Today, 6 April, marks one year since the UK government introduced its apprenticeship levy. It was billed as the single most transformative event in skills-based education for a generation, with an aim to create 3 million apprentices by 2020, but the truth is that its introduction has been far from plain sailing. Last year, the Department for Education’s own figures showed that the number of employers taking on an apprenticeship had fallen by 59 per cent since the introduction of the levy. If it is really true that there is a skills shortage, that apprenticeships are truly a great way to solve this, and that companies now have a fantastic opportunity to upskill their workforce, then surely employers should be champing at the bit to take on apprentices.
Yet one of the UK’s leading businesspeople, Sir John Timpson, called the levy “nothing but a tax”. Many companies say that they still do not understand the scheme, and quite a few have said privately that they will simply pay the levy and lose the money rather than go to the effort of setting up a scheme. Ouch!
Reflecting on the levy’s first birthday, I think that there are a few barriers to taking on apprentices from an employer’s viewpoint that we need to consider. First, they have to create more jobs. Apprentices are employees by definition, but creating more headcount is difficult in economically uncertain times. Losing 1 per cent of payroll is much cheaper than paying 100 per cent of new salaries. Second, employers have to provide apprentices with 20 per cent off-the-job training. This is a big productivity hit because it means losing a whole day a week on average from a full-time apprentice. Then there is the issue of the limited number of approved apprenticeship standards and how long they take to develop, coupled with the bureaucratic cost of managing apprenticeships and dealing with regulation and funding requirements. Apprenticeships can be fantastic for employers and apprentices – I’m a big fan and would like to see many, many more on offer – but they are resource-heavy.
How could this situation be improved? Let’s get back to basics. What is an apprenticeship? It’s a job, with relevant education and training paid for by employers, and with employers releasing the apprentice to study. So here’s a thought – why not keep it to exactly that? Why not allow employers (and their apprentices) to choose any course they see as relevant, provided employers pay and allow study release? That is an apprenticeship. Why restrict the choice to a narrow range of apprenticeship standards?
A related problem is the bureaucratic cost of managing apprenticeships. Apprentices generally have to build portfolios of experiences, ticking off numerous requirements in the apprenticeship standard. The reasoning seems to be that if the work experience itself is not heavily structured, the apprentices will not learn. But studies on the impact of internships and work placements show that students develop professionally and academically from the genuine experience of work – it does not need to be structured as a learning experience: it simply needs to be authentic work. If the bureaucracy gets in the way of providing more opportunities for proper jobs (and it does), then it should be cut.

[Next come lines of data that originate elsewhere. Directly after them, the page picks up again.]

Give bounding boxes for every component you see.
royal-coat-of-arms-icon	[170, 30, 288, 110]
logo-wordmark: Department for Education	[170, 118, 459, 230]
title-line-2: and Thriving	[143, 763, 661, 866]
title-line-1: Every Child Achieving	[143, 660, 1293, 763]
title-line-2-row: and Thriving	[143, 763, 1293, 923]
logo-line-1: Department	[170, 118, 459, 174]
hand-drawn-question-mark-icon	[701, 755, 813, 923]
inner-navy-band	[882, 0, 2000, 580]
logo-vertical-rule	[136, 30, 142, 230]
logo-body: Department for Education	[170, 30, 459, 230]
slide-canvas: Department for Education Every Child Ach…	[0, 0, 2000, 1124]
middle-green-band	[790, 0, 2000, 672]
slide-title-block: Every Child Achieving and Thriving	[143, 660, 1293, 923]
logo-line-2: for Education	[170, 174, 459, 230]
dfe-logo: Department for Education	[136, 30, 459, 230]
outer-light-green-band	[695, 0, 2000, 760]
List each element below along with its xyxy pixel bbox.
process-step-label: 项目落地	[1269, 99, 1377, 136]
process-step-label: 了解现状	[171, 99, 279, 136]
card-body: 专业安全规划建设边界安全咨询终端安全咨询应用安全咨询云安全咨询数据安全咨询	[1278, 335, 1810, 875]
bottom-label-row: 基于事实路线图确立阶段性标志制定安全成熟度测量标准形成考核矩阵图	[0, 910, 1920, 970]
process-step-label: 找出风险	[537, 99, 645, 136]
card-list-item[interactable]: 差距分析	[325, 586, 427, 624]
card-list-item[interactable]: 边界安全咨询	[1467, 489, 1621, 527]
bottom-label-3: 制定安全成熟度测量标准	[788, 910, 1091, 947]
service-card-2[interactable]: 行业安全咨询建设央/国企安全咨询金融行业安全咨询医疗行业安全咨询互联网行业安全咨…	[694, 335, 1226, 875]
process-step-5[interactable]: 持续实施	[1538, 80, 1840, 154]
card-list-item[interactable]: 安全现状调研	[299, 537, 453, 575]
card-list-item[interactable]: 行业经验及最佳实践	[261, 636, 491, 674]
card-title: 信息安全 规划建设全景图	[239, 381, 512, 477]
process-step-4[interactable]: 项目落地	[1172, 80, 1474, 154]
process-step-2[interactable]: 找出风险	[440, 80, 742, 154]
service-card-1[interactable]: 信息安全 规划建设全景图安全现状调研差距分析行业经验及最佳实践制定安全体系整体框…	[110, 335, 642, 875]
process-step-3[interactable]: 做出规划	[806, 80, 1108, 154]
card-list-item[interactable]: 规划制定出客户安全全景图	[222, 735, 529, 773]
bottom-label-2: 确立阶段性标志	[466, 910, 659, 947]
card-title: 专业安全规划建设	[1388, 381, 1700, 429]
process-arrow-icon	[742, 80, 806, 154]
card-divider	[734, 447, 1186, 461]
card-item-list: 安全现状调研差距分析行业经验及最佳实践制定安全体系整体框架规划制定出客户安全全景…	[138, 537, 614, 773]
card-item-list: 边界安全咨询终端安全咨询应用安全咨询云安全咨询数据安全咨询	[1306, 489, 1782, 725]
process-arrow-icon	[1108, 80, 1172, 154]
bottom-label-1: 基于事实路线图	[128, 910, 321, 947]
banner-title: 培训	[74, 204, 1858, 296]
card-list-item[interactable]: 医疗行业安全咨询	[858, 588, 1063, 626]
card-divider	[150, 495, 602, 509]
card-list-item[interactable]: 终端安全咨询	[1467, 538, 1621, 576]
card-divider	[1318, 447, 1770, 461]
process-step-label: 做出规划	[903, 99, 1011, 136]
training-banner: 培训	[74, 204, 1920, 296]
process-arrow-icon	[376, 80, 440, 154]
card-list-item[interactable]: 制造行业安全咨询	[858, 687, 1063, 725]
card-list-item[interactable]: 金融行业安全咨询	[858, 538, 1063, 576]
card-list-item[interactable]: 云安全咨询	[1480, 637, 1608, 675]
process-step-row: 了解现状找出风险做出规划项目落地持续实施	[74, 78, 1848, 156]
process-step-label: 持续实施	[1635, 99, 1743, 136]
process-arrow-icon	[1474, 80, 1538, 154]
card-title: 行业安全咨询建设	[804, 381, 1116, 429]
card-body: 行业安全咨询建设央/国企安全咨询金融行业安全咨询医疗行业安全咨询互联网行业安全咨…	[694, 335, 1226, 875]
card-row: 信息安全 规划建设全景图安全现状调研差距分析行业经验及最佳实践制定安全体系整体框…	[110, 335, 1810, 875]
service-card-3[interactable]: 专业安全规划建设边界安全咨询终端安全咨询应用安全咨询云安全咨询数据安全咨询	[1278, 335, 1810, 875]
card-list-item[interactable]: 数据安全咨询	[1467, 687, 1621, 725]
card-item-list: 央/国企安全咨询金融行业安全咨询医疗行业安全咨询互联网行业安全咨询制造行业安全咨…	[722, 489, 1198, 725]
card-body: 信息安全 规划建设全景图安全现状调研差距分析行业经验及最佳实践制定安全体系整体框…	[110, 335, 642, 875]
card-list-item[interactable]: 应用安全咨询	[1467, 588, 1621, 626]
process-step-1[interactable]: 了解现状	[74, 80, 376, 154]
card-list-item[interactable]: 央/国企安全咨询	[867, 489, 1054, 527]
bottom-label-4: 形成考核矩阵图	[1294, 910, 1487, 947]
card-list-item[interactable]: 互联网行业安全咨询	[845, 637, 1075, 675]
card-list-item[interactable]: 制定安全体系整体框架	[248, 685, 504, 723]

Next we should reconsider the 20 per cent off-the-job training rule. The idea is to ensure time for training and education, and I would agree that that is essential. But is 20 per cent needed for all apprenticeships? What if you’re doing the same qualification over four years instead of three or two? It does not make sense for the 20 per cent rule to apply for each year. The amount of release time should be related to the number of credits being studied in that year, and possibly to the level being studied. For more experienced learners doing a master’s degree apprenticeship, 10 per cent off-the-job training might be sufficient.
Most apprenticeships have traditionally been offered in small and medium-sized enterprises, not large companies that are now subject to the levy. The levy is great in that it cajoles bigger companies to get in to apprenticeships, but the funding focus has shifted away from SMEs in the meantime. It is therefore no surprise that apprenticeship numbers have dropped. The two rounds of funding calls for SMEs that resulted in virtually no additional funding were a disaster for apprenticeship numbers.
SME funding will apparently become part of the levy pot next year, but the rules and amounts remain unclear, which has to change if we are to expand apprentice numbers. How about this: we make as much funding available for SME apprentices as there are companies willing to take on apprentices. After all we now have uncapped numbers for degree students – why not for apprentices? We justify the numbers on degrees by saying that their employability skills are being developed and that that will help the economy, and that their future salaries will contribute to taxes. Can we not make both those arguments even more strongly for apprentices?
In many respects, these hitches are an inevitable part of implementing a programme of this size and, irrespective of these initial challenges, I am sure that the levy will be a force for positive change in the education sector for a number of reasons. It improves young people’s opportunities, boosts much-needed industry-relevant skills, and helps to diversify career choices beyond the traditional university degree. However, one year on, it needs policymakers to rethink how it is functioning and its relationship with the businesses it is designed to support.
Roxanne Stockwell is principal of Pearson College London.